If you are revoking a Lasting Power of Attorney, you will also need to send the deed to the Office of the Public Guardian (OPG).

The position of attorney is an onerous one and not without its challenges.  Although the OPG can investigate abuse by the attorney, who can the Attorney turn to in their hour of need? For more on this read: Who protects the attorney?

Mental Capacity

Your mental capacity is vital to whether you can make decisions or not.  It will make the difference, for example, between whether you can even appoint your own attorney or not. If you are lacking mental capacity and haven’t appointed an attorney, it will be too late.   In that case, a court called the Court of Protection would have to appoint an attorney instead, or a Deputy, as it is known.  For more understanding read: Grey matter matters: Lacking mental capacity

Office of the Public Guardian

The Office of the Public Guardian (OPG) helps people in England and Wales to stay in control of decisions about their health and finance and make important decisions for others who cannot decide for themselves.

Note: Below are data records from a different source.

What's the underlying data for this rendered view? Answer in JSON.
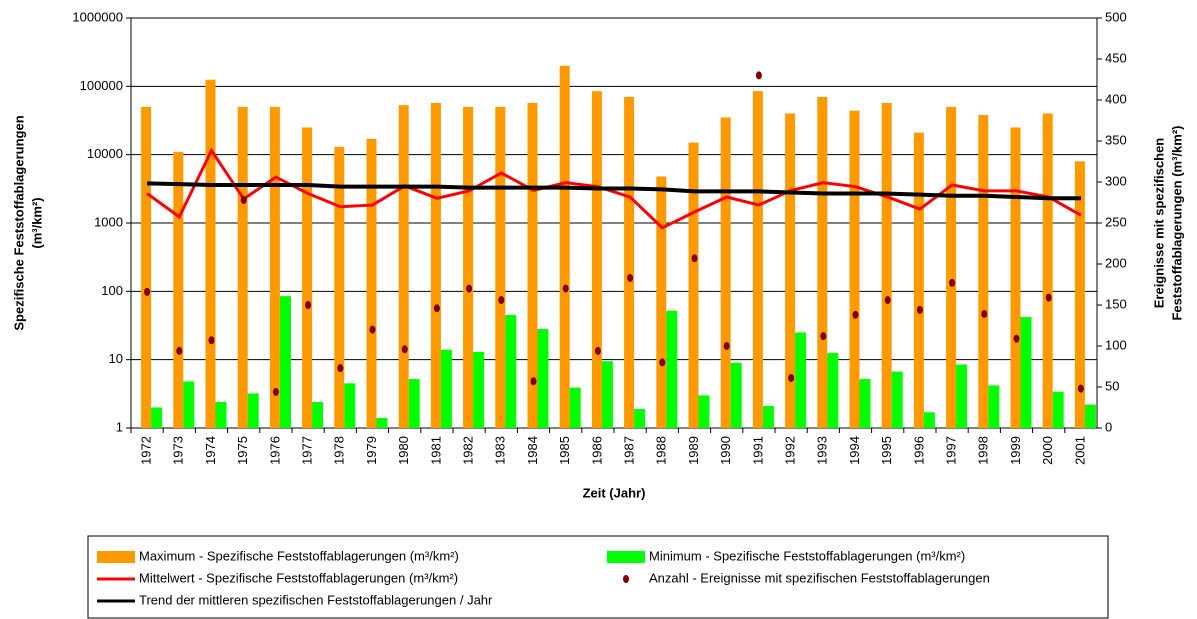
{
  "chart_data": {
    "type": "combo",
    "x_label": "Zeit (Jahr)",
    "y_label": [
      "Spezifische Feststoffablagerungen",
      "(m³/km²)"
    ],
    "y2_label": [
      "Ereignisse mit spezifischen",
      "Feststoffablagerungen (m³/km²)"
    ],
    "ylog": true,
    "grid": true,
    "categories": [
      "1972",
      "1973",
      "1974",
      "1975",
      "1976",
      "1977",
      "1978",
      "1979",
      "1980",
      "1981",
      "1982",
      "1983",
      "1984",
      "1985",
      "1986",
      "1987",
      "1988",
      "1989",
      "1990",
      "1991",
      "1992",
      "1993",
      "1994",
      "1995",
      "1996",
      "1997",
      "1998",
      "1999",
      "2000",
      "2001"
    ],
    "ylim": [
      1,
      1000000
    ],
    "yticks": [
      1,
      10,
      100,
      1000,
      10000,
      100000,
      1000000
    ],
    "y2lim": [
      0,
      500
    ],
    "y2ticks": [
      0,
      50,
      100,
      150,
      200,
      250,
      300,
      350,
      400,
      450,
      500
    ],
    "series": [
      {
        "name": "Maximum - Spezifische Feststoffablagerungen (m³/km²)",
        "type": "bar",
        "color": "#ff9900",
        "values": [
          50000,
          11000,
          125000,
          50000,
          50000,
          25000,
          13000,
          17000,
          53000,
          57000,
          50000,
          50000,
          57000,
          200000,
          85000,
          70000,
          4800,
          15000,
          35000,
          85000,
          40000,
          70000,
          44000,
          57000,
          21000,
          50000,
          38000,
          25000,
          40000,
          8000
        ]
      },
      {
        "name": "Minimum - Spezifische Feststoffablagerungen (m³/km²)",
        "type": "bar",
        "color": "#00ff00",
        "values": [
          2,
          4.8,
          2.4,
          3.2,
          85,
          2.4,
          4.5,
          1.4,
          5.2,
          14,
          13,
          45,
          28,
          3.9,
          9.5,
          1.9,
          52,
          3,
          9,
          2.1,
          25,
          12.5,
          5.2,
          6.7,
          1.7,
          8.5,
          4.2,
          42,
          3.4,
          2.2
        ]
      },
      {
        "name": "Mittelwert - Spezifische Feststoffablagerungen (m³/km²)",
        "type": "line",
        "color": "#ff0000",
        "values": [
          2700,
          1230,
          11500,
          2250,
          4700,
          2700,
          1730,
          1830,
          3500,
          2300,
          2950,
          5400,
          3000,
          3900,
          3400,
          2400,
          850,
          1450,
          2400,
          1830,
          3000,
          3900,
          3400,
          2400,
          1600,
          3600,
          2950,
          2950,
          2400,
          1300
        ]
      },
      {
        "name": "Anzahl - Ereignisse mit spezifischen Feststoffablagerungen",
        "type": "scatter",
        "axis": "y2",
        "color": "#800000",
        "values": [
          166,
          94,
          107,
          278,
          44,
          150,
          73,
          120,
          96,
          146,
          170,
          156,
          57,
          170,
          94,
          183,
          80,
          207,
          100,
          430,
          61,
          112,
          138,
          156,
          144,
          177,
          139,
          109,
          159,
          48
        ]
      },
      {
        "name": "Trend der mittleren spezifischen Feststoffablagerungen / Jahr",
        "type": "line",
        "color": "#000000",
        "values": [
          3800,
          3700,
          3600,
          3600,
          3600,
          3600,
          3400,
          3400,
          3400,
          3400,
          3300,
          3300,
          3300,
          3300,
          3200,
          3200,
          3100,
          2900,
          2900,
          2900,
          2800,
          2700,
          2700,
          2700,
          2600,
          2500,
          2500,
          2400,
          2300,
          2300
        ]
      }
    ]
  }
}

The OPG also oversees the duties of the attorney. If a family member or friend or other relevant third party suspects that the attorney maybe abusing their position, then the OPG will investigate (although only if the donor has lost capacity).  Read more here: Stopping the attorney abusing their powers.

Using the LPA

There are various steps that the donor or attorney will need advice on so we have created some articles to help you:

Court of Protection

The Court of Protection for England and Wales can be at the Royal Courts of Justice in London or at a county court. It was created under the Mental Capacity Act 2005 and also has to consider the Human Rights Act 1998.  For more see our General Guide for the Court of Protection

The Court can decide whether a person has the ability to make their own decision at the time it needs to be made – this is called mental capacity and, if someone cannot make their own decisions, they lack capacity. The Court can also make decisions for someone who lacks capacity – this is called making a best interests decision. The Court cannot make decisions on behalf of someone who has capacity.

Both matters of finance and welfare are dealt with by the Court of Protection (COP).

The Court can also appoint a Deputy if a person has already lost capacity.  The Deputy may be family or a friend or a professional, such as a solicitor.